Embattled with famine amid an ongoing conflict, Yemen depends on humanitarian aid from abroad. A recent call by Turkish President Recep Tayyip Erdoğan boosted the donations for Yemen as part of campaigns run by nongovernmental groups and state-run agencies.
In just one week, Turks collected more than $3.8 million in donations for Yemen, according to a report in the Turkish language daily, Sabah.
The Turkish Red Crescent, state-run Disaster and Emergency Management Authority (AFAD) and Presidency of Religious Affairs (DİB) spearheaded the campaign "Give Hope to Yemen."
Donors can contribute to the campaign by sending paid text messages to charities or through wiring money to bank accounts.
More than half a million displaced people in war-torn Yemen face the "double threat" of famine and freezing temperatures as winter sets in, according to aid group Oxfam.
In a statement yesterday, the group said some 530,000 displaced people are in mountainous areas, many living in makeshift shelters with no insulation or weatherproofing. "Freezing temperatures could be the final straw for families already struggling to survive desperate hunger," said Muhsin Siddiquey, Oxfam's Yemen director.

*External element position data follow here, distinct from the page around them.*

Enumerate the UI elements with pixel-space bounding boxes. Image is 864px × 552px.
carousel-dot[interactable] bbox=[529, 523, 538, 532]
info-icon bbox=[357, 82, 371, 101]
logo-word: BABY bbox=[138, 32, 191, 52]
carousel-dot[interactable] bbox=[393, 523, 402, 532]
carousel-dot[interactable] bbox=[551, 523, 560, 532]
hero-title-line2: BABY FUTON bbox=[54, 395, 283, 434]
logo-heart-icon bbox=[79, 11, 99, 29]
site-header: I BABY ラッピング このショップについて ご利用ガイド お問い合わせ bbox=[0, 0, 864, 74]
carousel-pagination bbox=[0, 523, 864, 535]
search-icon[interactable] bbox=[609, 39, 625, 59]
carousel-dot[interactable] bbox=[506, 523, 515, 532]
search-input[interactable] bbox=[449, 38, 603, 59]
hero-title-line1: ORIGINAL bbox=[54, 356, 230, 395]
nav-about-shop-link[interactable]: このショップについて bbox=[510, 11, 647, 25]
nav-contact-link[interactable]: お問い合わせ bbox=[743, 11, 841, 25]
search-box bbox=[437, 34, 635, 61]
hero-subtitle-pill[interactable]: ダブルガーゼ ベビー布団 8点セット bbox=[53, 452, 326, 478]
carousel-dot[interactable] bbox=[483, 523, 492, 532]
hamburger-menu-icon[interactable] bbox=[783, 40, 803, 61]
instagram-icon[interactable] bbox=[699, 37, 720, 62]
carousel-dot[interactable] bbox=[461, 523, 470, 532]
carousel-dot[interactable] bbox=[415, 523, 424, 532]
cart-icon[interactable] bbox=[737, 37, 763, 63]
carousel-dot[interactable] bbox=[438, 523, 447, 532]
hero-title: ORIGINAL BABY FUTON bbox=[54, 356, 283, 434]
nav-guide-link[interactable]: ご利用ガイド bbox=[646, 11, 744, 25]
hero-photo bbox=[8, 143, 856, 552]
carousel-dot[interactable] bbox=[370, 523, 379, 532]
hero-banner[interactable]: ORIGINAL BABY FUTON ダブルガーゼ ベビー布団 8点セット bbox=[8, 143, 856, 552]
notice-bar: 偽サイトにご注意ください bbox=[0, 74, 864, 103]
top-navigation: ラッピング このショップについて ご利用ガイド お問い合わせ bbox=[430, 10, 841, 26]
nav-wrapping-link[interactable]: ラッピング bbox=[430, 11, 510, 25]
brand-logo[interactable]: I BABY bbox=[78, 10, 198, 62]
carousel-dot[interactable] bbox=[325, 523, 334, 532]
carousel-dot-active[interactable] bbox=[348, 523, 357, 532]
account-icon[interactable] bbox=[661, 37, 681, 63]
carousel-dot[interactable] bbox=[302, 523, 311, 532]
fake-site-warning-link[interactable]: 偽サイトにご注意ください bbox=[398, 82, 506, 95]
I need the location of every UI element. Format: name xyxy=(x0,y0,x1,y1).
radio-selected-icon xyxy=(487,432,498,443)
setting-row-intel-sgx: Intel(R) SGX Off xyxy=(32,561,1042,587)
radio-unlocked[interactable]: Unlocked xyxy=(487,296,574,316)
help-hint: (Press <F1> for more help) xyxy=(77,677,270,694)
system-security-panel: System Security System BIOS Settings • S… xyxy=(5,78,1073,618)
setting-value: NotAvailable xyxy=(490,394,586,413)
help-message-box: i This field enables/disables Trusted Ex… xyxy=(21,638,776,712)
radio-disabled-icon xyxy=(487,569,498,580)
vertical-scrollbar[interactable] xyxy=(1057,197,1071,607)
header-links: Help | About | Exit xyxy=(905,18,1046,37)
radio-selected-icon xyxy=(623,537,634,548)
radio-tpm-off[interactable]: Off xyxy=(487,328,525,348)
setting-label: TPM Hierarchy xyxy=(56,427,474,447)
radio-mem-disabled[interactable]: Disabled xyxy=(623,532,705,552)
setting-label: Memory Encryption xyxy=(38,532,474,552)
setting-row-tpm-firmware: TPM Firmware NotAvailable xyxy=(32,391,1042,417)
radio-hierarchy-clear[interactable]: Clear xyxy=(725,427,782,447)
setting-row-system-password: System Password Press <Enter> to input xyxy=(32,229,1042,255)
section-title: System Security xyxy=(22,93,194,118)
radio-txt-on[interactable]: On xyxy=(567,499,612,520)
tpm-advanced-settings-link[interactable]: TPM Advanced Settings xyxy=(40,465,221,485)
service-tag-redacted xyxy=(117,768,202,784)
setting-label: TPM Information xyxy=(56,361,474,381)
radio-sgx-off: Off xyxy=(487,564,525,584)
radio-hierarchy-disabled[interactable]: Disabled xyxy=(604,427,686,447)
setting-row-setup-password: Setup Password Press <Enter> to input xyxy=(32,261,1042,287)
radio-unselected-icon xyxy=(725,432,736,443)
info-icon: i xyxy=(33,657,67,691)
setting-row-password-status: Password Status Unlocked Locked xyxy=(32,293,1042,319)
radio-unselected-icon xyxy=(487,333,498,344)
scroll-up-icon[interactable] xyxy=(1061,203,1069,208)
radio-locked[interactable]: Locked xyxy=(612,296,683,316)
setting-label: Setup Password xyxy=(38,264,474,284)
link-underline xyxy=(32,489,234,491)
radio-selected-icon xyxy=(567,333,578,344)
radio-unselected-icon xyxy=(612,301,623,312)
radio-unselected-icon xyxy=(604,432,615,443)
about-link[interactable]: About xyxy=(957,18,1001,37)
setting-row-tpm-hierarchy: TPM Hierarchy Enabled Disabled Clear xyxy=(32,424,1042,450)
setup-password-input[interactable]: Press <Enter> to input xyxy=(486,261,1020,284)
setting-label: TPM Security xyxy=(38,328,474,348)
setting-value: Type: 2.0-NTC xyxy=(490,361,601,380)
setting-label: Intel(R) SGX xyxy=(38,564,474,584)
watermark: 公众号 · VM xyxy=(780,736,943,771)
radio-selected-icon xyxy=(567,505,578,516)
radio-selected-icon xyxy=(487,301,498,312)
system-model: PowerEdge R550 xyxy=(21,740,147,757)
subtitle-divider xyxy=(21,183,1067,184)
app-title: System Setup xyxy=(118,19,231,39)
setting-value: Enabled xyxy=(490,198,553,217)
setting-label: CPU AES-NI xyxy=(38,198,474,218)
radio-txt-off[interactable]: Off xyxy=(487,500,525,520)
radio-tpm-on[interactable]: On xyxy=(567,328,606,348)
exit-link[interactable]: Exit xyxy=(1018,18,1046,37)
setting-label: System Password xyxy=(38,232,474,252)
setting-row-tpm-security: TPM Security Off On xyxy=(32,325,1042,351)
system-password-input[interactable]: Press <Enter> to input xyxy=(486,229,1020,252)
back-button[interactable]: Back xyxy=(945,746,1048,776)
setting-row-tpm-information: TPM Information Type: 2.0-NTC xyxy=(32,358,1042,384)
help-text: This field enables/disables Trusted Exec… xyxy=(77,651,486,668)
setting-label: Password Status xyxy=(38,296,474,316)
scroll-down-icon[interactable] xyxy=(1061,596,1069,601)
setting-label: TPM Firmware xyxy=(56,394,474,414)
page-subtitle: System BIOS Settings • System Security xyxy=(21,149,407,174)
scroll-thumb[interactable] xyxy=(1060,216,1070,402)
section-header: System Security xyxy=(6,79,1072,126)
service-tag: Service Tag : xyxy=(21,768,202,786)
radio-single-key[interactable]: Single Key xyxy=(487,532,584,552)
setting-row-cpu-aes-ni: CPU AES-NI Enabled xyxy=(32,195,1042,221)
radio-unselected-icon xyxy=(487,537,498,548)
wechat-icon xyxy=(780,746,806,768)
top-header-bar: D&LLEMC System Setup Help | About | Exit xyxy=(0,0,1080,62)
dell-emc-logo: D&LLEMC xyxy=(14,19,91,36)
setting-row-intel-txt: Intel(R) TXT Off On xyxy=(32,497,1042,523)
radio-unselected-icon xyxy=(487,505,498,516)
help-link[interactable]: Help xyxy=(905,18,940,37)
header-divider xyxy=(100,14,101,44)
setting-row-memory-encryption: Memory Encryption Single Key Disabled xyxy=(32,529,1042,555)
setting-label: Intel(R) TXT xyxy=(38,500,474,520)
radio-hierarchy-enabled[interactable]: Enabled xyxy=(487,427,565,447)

The Yemeni government, backed by a Saudi-led coalition, has been at war with the Iran-aligned Houthi rebels since 2015. United Nations officials say the war has caused the world's worst humanitarian crisis, with millions suffering from severe hunger.
Peace talks earlier this month brought about a cease-fire in the port city of Hodeida but have yet to address the wider conflict. Turkey, which holds the rotating presidency of the Organisation of Islamic Cooperation (OIC) supports the U.N. efforts to establish peace and stability in Yemen.
AFAD president, Mehmet Güllüoğlu, said they were working to end the humanitarian crisis that affects children, sick and the elderly the most. "This is a humanitarian duty for us," Güllüoğlu told Anadolu Agency (AA).
He said more than 22 million people were in need of aid in Yemen, which has a population of 29 million. "People can eat only once in two or three days. They are in need of food as well as medicine, clean water and other basic amenities. A child dies every 10 minutes from malnutrition. More than 2,500 people died of cholera and 1 million people are at the risk of the disease," he said.
AFAD is in touch with Yemeni officials and plans to send a team to the country to coordinate the humanitarian response. "We will continue our aid campaign as long as Yemen needs aid," he added, describing the crisis in Yemen as the "worst in the world."Turkey already donated humanitarian aid worth $11.7 million to Yemen between 2015 and 2018 and transferred $1 million in cash to UNICEF for use in humanitarian aid in the war-torn country.
Turkish institutions and NGOs, including the Turkish Cooperation and Coordination Agency (TİKA), the Turkish Red Crescent and the Turkish Diyanet Foundation, continue to provide humanitarian aid to the war-torn country.
The Turkish Red Crescent opened a small hospital in Aden last year and sent a vessel carrying humanitarian aid worth TL 20 million to the country.